Martes, 18 de mayo de 2010 Sin comentarios

Por Daniel RieraLa Espiga de Trigo había cambiado su legendario nombre por el más existencial Ya no somos los que éramos. Nadie dudaba de la audacia del gesto: algunos, sí, se atrevieron a dudar de su pertinencia. El nuevo nombre parecía destinado a espantar a la clientela cautiva, la que había hecho grande a la panadería, la que valoraba el respeto por ciertas marcas de estilo que, sumadas, determinaban una tradición.

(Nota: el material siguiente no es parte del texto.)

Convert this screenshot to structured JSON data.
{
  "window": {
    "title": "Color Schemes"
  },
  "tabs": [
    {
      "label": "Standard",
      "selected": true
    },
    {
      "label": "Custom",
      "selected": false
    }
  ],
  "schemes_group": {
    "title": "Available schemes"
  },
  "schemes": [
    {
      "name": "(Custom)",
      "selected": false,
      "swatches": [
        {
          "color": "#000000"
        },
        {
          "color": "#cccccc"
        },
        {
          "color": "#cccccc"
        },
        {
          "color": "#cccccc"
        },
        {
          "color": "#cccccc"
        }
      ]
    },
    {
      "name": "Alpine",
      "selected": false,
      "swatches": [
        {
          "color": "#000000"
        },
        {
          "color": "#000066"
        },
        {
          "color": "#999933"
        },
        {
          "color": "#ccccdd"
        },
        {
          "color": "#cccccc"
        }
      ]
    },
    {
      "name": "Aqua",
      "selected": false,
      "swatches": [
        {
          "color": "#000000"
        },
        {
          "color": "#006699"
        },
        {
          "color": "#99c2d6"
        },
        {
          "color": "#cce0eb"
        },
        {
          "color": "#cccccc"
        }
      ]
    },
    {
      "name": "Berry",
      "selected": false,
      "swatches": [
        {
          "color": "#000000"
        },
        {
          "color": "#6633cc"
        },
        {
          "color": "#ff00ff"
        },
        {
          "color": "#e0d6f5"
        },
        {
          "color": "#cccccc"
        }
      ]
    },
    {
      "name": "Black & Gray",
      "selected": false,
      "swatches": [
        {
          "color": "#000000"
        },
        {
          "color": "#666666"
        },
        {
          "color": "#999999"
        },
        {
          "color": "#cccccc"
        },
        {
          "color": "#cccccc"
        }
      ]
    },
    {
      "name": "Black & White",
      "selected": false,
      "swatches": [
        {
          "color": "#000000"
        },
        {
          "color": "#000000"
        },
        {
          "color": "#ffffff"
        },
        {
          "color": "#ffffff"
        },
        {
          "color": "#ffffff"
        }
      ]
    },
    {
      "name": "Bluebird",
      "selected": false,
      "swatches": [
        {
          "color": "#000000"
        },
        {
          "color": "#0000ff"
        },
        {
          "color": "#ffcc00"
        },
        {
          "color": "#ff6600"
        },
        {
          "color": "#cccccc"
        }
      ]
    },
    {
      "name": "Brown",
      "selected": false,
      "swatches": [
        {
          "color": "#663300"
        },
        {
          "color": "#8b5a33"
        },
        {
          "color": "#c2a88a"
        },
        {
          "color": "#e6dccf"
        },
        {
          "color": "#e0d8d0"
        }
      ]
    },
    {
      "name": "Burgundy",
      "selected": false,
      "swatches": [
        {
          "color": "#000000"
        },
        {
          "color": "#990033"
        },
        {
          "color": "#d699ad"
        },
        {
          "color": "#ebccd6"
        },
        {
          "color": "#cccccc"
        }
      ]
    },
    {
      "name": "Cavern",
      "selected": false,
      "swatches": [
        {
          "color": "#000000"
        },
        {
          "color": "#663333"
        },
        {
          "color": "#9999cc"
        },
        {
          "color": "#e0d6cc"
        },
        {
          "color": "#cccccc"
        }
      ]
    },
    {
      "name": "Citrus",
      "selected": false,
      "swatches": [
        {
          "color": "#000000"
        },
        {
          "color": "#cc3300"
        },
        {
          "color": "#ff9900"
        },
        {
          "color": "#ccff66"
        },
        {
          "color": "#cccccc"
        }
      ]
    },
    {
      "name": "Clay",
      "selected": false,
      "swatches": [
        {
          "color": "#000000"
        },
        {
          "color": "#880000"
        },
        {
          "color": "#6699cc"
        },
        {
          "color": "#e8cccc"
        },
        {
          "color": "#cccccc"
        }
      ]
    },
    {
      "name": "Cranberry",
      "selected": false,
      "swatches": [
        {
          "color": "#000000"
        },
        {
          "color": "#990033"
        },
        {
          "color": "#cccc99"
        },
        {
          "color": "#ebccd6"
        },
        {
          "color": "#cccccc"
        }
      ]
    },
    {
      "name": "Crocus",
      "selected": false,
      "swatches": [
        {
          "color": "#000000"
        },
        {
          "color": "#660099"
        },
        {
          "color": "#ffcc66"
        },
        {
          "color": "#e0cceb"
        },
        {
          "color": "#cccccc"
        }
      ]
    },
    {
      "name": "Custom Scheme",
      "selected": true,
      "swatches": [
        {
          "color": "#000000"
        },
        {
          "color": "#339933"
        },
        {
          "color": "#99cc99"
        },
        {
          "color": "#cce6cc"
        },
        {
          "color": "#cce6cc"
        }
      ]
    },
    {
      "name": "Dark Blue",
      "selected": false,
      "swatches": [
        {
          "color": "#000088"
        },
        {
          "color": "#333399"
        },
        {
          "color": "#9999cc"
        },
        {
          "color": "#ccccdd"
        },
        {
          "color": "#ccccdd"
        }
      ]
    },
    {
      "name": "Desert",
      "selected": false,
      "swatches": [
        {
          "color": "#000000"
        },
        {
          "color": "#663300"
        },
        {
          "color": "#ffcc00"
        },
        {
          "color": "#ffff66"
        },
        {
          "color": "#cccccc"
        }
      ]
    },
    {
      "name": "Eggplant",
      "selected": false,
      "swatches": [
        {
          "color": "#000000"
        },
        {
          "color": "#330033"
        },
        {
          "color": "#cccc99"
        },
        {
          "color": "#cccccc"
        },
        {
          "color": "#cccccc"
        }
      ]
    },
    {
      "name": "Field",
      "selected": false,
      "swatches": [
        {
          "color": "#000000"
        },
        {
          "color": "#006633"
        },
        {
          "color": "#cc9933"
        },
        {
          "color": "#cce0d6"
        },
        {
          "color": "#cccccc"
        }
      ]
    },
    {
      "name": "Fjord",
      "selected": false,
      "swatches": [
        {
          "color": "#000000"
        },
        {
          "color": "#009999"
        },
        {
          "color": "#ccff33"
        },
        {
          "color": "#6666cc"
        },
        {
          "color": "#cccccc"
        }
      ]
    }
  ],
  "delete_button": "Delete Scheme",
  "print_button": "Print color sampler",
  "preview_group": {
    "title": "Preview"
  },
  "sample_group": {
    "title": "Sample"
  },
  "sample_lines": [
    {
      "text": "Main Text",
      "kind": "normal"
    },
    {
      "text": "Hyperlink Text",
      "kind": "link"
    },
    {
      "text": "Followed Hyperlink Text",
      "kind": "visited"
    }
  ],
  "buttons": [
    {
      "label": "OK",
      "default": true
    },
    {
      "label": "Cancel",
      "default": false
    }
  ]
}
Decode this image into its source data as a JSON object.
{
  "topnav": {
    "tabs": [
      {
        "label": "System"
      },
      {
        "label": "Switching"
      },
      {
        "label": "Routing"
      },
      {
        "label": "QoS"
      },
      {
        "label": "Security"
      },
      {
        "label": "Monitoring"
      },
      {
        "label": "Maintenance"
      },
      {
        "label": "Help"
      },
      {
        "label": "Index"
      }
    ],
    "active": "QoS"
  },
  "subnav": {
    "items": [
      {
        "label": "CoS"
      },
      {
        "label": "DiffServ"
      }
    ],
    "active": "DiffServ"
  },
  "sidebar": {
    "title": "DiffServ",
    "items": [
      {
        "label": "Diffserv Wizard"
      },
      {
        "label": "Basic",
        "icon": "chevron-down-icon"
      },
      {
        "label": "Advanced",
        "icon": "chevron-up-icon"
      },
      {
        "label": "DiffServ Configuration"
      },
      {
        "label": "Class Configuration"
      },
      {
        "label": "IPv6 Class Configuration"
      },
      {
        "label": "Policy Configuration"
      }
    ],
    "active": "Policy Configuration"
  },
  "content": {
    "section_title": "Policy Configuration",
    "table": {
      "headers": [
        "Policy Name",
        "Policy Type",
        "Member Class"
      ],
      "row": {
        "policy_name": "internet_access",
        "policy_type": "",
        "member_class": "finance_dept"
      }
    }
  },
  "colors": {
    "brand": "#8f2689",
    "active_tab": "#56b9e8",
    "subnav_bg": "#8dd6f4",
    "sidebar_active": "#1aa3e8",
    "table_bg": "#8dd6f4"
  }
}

“La ex Espiga de Trigo se convirtió en una panadería de vanguardia: las colchonetas en el suelo obligaban a los clientes a quitarse los zapatos al entrar. Una empleada solícita se encargaba de guardarlos en un viejo horno en desuso y de repartir números como si se tratara de un guardarropa. La empleada estaba vestida de riguroso y ceñido cuero negro, con una máscara de soldador que le cubría el rostro, y era el único ser humano que veían los clientes. El viejo mostrador había sido reemplazado por un paredón de cemento alisado con una puerta negra en el centro. Sobre el paredón habían colgado cuadros con fotos de los productos que ofrecía la panadería, nomenclados de acuerdo con un código alfánumerico. Las medialunas de grasa, por ejemplo,  eran F 1; las de manteca, F2; los cañoncitos de dulce de leche, F3; los de crema pastelera, F4, y así. Cada vez que alguien entraba en Ya no somos… activaba un sensor que activaba a su vez a la liana que trasladaba el micrófono que los clientes debían utilizar para hacer los pedidos. Desde el sótano, un operador “atendía”. Leer más…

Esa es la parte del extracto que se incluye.